No one could relieve her of the risk itself, the physical exertion. Sarah had stopped her medication to avoid risk to the child's health. She was plagued by nausea and vomiting throughout pregnancy, which drained her strength. For longer journeys and larger undertakings, she used a wheelchair on the recommendation of the doctors. In order not to lose too much muscle, she received physiotherapy.
In her new everyday life with the child, an assistance service supports her around the clock, because her friend Sascha works on assembly: "That means that four people spend the day with me and the child at different times, they protect us, help with the household, so that I can use all my strength for the little one.

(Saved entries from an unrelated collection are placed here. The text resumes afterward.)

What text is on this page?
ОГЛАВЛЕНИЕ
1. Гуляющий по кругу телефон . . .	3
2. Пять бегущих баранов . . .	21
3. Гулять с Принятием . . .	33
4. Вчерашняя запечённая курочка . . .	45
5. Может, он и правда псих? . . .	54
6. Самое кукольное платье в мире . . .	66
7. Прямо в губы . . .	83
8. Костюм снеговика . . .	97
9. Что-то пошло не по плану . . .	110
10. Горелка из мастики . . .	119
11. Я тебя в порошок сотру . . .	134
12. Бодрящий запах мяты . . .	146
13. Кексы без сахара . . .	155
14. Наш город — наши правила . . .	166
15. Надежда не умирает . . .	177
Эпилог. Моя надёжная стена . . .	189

They also take over when I have a seizure or have to sleep, although I always try to do that in parallel with my son. Sarah Zessin was unable to work in her dream job due to the severity of her illness; Now that the corona-related offers for babies or toddler groups have been canceled, the training has helped her a lot in the private emergency, she reports: "As an occupational therapist, I know what kind of support is good for a child at that age." In addition, it is based on Montessori pedagogy: "Help me to do it myself" is their motto. For Sarah Zessin, it seems, it has become a motto in life.
Career plans: Self-help expert
Your son can go to daycare from September. Then Sarah Zessin will put her next plan into action. She does not want to live from Hartz 4 or take early retirement at the end of 20, she emphasizes. She would like to help others to help themselves. She is now an expert on that: based on the certificate she won, her employment with an outpatient social service could now also be promoted. To this end, she is in talks with the social welfare office, job center and the company concerned. Sarah Zessin imagines using her knowledge as a consultant for parenting assistance or doing public relations work for the company. Both can be achieved from the home office. She certainly has the necessary drive and creativity.
Don't wait for the future, shape it
Three years ago, Sarah Zessin told the "Self-determined" report that she had to give up playing the violin for many years because of her narcolepsy and cataplexy. Instead, she bought a ukulele. Because it is small and light, you can also play it lying down. She began to sing in the mixed choir of Naumburg, because there was no fear of contact, but found that music was a panacea.
Our society finds it very difficult to deal with sick people - we are too afraid of contact.Kathrin Gerhardt, Mixed Choir NaumburgKathrin Gerhardt does not have this fear of contact, she works in the care sector.
Sarah Zessin also discovered drawing for herself. That helps to capture the horror movie-like hallucinations on paper, she said. She painted comics and designed t-shirts for narcoleptics and their families. Sarah's mother said at the time that she didn't want to overprotect her daughter, but she was scared every day. Fear for Sarah's future. Fortunately, Sarah Zessin is not someone who waits anxiously for her, but wants to shape it. By the end of the year, she says, she would like to move in with Sascha and live "like a real family". Just like many other people.